Immunometabolism and regulation of mitochondrial reactive oxygen species (mROS) control the immune effector phenotype of differentiated macrophages. Mitochondrial function requires dynamic fission and fusion, but whether effector function is coupled to altered dynamics during bacterial responses is unknown. We show that macrophage mitochondria undergo fission after 12 h of progressive ingestion of live Streptococcus pneumoniae (pneumococci), without evidence of Drp-1 phosphorylation at S616. Fission is associated with progressive reduction in oxidative phosphorylation but increased mROS generation. Fission is enhanced by mROS production, PI3Kγ signaling and by cathepsin B, but is independent of inflammasome activation or IL-1β generation. Inhibition of fission reduces bacterial killing. Fission is associated with Parkin recruitment to mitochondria, but not mitophagy. Fission occurs upstream of apoptosis induction and independently of caspase activation. During macrophage innate responses to bacteria mitochondria shift from oxidative phosphorylation and ATP generation to mROS production for microbicidal responses by undergoing fission.
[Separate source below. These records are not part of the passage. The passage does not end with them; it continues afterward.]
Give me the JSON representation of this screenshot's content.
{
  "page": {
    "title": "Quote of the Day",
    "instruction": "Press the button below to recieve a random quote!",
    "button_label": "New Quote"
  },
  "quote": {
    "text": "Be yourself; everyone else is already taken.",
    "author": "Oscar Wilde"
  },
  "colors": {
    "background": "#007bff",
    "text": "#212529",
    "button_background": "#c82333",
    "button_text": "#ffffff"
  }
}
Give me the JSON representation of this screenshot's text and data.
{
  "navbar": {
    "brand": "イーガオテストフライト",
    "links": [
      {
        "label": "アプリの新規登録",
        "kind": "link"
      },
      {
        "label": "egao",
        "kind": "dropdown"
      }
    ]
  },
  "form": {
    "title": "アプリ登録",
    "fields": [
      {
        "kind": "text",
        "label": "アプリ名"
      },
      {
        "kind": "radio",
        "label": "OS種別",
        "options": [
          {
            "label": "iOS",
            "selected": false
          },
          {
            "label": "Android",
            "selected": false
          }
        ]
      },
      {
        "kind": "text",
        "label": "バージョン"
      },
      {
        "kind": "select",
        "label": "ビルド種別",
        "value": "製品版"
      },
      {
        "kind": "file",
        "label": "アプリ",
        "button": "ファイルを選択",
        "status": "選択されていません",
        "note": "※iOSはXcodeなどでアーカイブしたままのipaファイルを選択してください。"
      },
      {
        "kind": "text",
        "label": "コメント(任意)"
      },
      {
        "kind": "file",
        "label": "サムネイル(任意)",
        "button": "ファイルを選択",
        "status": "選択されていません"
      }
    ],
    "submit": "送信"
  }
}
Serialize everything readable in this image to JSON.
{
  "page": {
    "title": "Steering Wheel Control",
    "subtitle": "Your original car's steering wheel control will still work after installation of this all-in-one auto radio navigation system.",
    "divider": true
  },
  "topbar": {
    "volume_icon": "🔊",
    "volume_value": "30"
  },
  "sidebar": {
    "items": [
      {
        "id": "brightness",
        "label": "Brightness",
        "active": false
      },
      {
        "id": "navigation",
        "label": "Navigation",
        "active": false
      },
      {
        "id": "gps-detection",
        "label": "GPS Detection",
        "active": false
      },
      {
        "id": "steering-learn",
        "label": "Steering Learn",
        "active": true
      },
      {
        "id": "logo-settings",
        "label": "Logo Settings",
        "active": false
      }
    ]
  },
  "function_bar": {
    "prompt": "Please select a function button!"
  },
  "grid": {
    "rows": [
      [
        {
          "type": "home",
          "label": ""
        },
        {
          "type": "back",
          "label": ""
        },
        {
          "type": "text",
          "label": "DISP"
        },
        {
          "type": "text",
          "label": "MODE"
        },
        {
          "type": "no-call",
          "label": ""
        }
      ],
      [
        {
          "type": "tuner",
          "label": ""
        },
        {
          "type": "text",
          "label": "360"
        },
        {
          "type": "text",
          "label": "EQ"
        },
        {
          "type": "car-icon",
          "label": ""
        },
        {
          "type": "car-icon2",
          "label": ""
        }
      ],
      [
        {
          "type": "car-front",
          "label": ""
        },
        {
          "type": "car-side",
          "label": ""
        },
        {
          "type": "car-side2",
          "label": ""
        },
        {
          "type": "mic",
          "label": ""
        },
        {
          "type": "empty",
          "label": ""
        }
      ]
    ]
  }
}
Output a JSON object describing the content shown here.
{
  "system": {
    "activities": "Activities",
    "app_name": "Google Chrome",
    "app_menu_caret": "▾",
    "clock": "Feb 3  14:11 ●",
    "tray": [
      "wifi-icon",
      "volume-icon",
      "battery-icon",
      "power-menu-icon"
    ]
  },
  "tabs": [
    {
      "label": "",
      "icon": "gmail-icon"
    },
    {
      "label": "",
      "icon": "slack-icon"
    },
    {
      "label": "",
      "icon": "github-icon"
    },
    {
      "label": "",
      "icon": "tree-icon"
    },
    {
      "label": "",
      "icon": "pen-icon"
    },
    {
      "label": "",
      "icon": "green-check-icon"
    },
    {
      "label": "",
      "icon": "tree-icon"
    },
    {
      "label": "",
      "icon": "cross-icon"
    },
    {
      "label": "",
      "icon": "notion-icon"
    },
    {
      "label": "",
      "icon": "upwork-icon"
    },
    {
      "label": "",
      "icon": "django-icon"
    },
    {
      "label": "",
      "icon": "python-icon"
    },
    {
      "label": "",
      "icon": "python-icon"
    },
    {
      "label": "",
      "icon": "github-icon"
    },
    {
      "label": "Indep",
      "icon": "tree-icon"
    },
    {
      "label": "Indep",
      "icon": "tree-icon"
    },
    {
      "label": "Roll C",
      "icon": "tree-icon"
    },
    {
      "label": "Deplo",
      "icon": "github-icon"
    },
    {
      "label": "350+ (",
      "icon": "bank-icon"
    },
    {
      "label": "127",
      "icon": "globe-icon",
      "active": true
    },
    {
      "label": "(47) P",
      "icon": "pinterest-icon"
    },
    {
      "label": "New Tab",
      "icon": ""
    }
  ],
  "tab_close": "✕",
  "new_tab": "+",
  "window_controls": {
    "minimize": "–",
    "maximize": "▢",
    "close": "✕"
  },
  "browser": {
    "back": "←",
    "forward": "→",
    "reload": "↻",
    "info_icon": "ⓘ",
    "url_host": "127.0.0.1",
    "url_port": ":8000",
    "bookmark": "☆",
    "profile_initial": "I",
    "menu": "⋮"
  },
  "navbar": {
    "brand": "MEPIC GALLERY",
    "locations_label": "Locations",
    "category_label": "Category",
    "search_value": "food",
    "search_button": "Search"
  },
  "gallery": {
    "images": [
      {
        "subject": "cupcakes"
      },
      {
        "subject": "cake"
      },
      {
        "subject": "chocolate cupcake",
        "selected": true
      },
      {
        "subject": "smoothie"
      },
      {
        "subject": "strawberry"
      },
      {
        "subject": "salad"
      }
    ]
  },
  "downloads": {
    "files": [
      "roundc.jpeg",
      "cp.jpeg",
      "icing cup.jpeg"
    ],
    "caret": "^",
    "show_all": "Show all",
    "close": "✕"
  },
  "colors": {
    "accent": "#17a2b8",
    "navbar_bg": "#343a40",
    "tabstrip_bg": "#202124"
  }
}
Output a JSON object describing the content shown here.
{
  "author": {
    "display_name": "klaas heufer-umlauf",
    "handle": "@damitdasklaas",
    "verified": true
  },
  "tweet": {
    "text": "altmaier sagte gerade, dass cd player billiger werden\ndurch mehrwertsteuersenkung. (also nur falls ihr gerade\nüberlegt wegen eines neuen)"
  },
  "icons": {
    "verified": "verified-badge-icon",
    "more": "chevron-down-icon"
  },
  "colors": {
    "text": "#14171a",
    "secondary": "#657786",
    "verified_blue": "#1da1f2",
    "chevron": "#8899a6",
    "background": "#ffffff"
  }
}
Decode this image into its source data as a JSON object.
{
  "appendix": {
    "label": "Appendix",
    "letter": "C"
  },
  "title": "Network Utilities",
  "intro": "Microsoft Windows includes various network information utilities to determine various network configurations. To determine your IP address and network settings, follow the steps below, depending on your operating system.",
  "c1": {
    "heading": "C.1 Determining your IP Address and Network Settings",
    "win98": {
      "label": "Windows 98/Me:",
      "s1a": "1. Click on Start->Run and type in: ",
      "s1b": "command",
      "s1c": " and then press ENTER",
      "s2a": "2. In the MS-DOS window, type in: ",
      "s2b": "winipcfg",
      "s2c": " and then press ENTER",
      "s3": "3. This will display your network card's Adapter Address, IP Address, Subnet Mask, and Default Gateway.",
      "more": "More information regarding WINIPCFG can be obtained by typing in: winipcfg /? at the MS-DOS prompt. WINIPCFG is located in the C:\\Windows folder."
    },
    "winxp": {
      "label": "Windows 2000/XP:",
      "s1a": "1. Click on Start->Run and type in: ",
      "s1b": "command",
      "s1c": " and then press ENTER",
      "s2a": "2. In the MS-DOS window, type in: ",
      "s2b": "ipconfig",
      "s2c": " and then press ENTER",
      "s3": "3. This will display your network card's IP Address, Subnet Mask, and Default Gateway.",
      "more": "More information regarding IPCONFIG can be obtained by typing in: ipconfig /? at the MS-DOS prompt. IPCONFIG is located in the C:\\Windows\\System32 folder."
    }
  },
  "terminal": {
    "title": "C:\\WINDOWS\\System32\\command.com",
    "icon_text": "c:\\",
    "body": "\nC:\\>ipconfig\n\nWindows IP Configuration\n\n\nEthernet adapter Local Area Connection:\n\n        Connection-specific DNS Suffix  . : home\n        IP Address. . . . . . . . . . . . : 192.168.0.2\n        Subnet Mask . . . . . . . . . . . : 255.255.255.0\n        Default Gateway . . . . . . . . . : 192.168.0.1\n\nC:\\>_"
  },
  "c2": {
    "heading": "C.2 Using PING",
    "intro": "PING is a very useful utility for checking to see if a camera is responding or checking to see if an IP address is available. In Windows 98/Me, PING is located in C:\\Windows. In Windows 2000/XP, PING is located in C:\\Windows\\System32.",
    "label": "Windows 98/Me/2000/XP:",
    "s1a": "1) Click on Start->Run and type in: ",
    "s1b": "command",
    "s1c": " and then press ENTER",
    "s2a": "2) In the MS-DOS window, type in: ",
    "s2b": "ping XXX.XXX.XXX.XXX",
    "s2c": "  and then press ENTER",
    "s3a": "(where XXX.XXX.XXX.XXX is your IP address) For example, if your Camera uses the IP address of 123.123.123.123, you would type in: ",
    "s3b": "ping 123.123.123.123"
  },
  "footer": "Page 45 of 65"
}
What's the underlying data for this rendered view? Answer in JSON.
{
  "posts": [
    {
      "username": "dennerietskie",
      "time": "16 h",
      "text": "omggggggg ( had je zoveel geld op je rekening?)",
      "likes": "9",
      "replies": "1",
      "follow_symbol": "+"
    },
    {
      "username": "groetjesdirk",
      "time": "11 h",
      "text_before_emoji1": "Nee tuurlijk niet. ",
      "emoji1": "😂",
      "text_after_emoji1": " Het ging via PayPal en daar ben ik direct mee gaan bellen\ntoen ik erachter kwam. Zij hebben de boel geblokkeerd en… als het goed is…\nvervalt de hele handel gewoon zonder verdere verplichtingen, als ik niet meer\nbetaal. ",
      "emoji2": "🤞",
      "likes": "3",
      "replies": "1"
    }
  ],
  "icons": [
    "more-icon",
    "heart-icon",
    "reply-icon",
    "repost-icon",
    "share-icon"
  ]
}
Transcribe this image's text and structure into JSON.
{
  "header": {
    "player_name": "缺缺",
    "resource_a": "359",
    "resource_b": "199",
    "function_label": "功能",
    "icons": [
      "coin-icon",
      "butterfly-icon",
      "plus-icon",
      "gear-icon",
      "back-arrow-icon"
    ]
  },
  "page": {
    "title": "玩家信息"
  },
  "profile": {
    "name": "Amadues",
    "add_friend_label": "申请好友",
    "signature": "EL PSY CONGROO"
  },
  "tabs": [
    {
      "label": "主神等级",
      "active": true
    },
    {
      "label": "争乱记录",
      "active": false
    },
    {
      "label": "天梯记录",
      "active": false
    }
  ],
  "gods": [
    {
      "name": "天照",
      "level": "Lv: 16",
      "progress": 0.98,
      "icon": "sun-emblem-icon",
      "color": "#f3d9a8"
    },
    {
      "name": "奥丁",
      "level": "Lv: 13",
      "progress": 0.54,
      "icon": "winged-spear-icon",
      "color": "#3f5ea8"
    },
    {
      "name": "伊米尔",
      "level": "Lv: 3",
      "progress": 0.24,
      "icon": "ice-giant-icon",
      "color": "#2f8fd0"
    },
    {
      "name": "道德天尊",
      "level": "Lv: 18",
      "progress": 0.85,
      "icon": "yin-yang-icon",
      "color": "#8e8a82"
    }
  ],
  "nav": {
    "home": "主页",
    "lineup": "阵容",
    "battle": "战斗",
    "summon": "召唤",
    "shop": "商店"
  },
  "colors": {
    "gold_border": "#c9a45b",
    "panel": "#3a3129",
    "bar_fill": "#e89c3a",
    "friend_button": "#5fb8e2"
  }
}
Changes in metabolism regulate function in immune cells, including macrophages which are key cells in pathogen clearance. Mitochondria are cellular organelles that generate energy during metabolism but also mitochondrial reactive oxygen species (mROS) that contribute to bacterial killing. Mitochondria are dynamic organelles that form complex networks with varying degrees of fragmentation or fusion, but the functional consequences of these processes on macrophage function during bacterial infection are unknown. We show that sustained ingestion of live bacteria triggers mitochondrial fragmentation, reducing metabolism but enhancing mROS generation. Mitochondrial fragmentation is not part of a clearance pathway for damaged mitochondria and is initiated before signs of cell death. Macrophage signalling pathways activated during infection, and mROS generation, enhance mitochondrial fragmentation, and inhibition of pathways promoting fragmentation reduces bacterial killing. Overall, these findings suggest that responses to ingested bacteria trigger mitochondrial fragmentation, allowing mitochondria to switch from energy generation during metabolism to organelles facilitating bacterial killing.